Holbrook also wrote about another one of her poems that were in this test booklet, a poem that she called her most neurotic one. It’s called “A Real Case” and it talks about self-hatred. With lines like “An unrequested serving of just-for-now self-hate,” this poem isn’t exactly what eighth graders should be reading during a test.
According to Holbrook, her poems don’t cost as much as those from many other poets, which might be why the company behind this test chose her poetry. She does, however, have many other poems that are not nearly as depressing or confusing, so it’s very surprising that these were the ones that were picked. These companies do not really seem to care in the impact their choices will have on the kids who take these tests. It looks to me like they just wanted cheap poems.
The companies not caring is a problem, one that could have more negative effects than one would normally think.
The knowledge of students in this country is measured by standardized tests. Most of them aren’t even part of a student’s grade in school – they are just for the state to gather student data and, in some states, evaluate teachers.
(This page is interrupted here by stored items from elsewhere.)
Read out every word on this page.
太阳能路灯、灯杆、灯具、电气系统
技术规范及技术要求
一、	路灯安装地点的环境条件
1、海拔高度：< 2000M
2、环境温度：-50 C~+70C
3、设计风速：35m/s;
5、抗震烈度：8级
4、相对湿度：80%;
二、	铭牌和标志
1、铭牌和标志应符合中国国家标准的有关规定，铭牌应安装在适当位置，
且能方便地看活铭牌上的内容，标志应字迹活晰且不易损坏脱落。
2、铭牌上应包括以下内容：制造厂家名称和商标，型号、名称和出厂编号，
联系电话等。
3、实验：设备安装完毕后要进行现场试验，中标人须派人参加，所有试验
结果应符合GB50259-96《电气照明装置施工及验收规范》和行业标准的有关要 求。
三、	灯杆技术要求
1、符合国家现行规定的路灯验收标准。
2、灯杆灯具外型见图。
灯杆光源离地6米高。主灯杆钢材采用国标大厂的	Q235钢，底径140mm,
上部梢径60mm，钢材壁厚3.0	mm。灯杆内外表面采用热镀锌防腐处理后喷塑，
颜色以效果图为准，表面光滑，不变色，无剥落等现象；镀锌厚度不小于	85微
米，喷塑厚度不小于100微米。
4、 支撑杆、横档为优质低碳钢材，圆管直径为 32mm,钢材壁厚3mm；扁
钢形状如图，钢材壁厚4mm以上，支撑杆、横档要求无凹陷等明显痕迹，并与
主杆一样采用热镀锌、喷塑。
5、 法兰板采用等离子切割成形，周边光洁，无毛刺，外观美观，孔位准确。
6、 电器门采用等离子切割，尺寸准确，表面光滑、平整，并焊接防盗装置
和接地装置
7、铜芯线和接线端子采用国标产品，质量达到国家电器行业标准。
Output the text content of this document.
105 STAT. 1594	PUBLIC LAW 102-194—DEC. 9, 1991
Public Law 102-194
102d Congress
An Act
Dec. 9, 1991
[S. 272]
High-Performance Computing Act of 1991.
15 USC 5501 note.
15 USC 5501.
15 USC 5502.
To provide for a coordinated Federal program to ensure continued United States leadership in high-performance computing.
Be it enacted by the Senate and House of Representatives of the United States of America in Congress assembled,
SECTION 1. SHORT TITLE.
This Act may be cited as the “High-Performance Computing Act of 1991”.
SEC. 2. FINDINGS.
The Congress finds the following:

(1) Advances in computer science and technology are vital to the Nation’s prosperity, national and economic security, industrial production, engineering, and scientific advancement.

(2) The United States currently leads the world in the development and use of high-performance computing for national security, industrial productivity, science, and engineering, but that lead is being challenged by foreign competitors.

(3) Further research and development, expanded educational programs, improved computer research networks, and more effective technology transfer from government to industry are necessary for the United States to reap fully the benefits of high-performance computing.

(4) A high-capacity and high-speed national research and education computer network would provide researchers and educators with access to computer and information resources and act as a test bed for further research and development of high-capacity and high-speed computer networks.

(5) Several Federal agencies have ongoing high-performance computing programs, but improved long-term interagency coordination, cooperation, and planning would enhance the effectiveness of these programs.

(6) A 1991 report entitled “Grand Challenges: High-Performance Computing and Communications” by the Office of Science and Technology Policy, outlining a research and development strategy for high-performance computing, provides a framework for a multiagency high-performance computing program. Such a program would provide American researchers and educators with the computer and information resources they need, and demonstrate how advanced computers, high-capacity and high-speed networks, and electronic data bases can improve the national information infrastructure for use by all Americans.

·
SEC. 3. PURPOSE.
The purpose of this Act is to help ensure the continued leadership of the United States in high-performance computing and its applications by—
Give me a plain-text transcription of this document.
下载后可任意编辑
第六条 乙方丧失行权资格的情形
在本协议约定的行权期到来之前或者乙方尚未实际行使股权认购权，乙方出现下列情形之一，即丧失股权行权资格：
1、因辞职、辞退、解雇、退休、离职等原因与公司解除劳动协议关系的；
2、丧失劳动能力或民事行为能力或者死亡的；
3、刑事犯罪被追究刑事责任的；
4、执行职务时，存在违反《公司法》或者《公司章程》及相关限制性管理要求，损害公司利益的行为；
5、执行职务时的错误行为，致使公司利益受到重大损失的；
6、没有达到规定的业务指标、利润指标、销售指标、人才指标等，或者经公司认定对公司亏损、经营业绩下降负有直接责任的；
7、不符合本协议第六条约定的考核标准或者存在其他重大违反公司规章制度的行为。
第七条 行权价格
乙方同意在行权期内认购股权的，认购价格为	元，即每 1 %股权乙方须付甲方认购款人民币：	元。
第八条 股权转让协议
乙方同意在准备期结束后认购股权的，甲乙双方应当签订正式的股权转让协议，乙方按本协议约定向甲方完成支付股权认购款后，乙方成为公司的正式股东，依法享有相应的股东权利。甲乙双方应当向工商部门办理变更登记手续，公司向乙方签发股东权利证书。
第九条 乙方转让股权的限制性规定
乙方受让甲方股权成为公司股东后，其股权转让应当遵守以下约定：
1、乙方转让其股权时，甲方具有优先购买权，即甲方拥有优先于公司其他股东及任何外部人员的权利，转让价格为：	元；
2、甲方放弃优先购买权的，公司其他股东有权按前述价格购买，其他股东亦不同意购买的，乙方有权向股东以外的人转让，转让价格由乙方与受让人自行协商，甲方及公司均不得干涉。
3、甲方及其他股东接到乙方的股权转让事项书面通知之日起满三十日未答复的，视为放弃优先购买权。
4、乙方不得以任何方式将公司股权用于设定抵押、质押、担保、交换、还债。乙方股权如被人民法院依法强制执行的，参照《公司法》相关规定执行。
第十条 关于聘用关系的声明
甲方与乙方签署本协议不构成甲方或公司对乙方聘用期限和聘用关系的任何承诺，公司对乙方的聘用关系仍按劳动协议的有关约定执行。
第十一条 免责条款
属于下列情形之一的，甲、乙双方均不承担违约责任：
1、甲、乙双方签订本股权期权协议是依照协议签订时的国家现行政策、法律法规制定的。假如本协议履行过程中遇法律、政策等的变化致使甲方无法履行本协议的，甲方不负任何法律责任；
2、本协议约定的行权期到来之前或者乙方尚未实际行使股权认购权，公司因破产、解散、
This puts pressure on teachers to make sure students are prepared for standardized tests, taking valuable class-time to try to explain why the author of a poem did something even if the correct answer isn’t an option.
These things would be so much easier if test-making companies would just contact the authors of the poems to see if the answers to their questions are correct or put in poems that aren’t too confusing or depressing. Better yet, they could mitigate all this nonsense by forgoing poems altogether. If this country must have standardized tests, at least let them be accurate and make sense.